GENERAL DESCRIPTION : Implementation of Blast technique to search for a protein query in a protein database.
INPUT :
1- A protein sequence query
2- Word threshold
3- Word length
4- HSP threshold
OUTPUT
1- HSP(s) with their score if they exist. Along with the ID of the sequence in the database that the hsp was found in (For example, the first sequence would have ID of zero, the second sequence would have ID of 1…etc)
2- If not, then output a message indicating that the query wasn’t found. SPECIFIC NOTES
1- You can use any similarity matrix of your choice (Ex. BLOSUM80, BLOSUM62…etc)
2- You should have a database in the form of a text file that is being read every time the program
runs that contains multiple protein sequences.
3- You should follow the steps that we took in the lab and any specifics not mentioned in the steps or this document can be assumed by your team.

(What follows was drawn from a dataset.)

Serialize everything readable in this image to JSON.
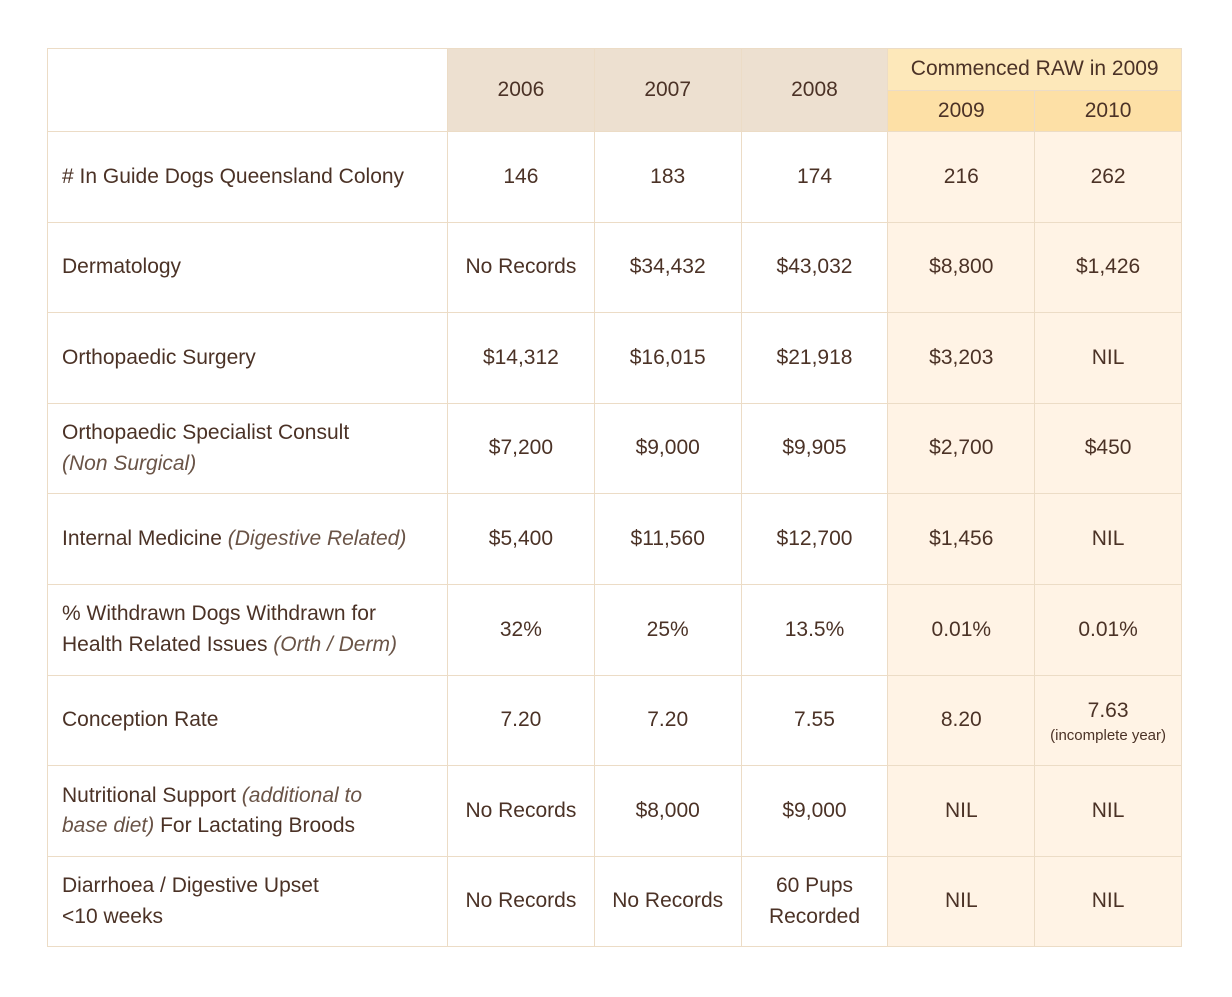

4- When generating the neighboring words, you can assume you would only change one amino acid at a time only. So for example, if the word is QAT, you should change Q to all its possible values with AT staying the same, then change A to all its possible values with QT staying the same and finally change T to all its possible values with QA staying the same
5- You should stop extending to find the hsp when:
1- The query is done from both sides
2- The score of the current alignment dropped by more than “X” from the best score that you
got, X is a number that you can specify.
For example, if X = 3, and extending your sequence had a best score of 15, then after
extending it more it had the score of 13, you would still continue extending till it reaches 11
because the difference between the current score and the best score is more than 3 (15-11 = 4)
- If after extending, the hsp’s score is less than the HSP threshold the user specified, then ignore that alignment.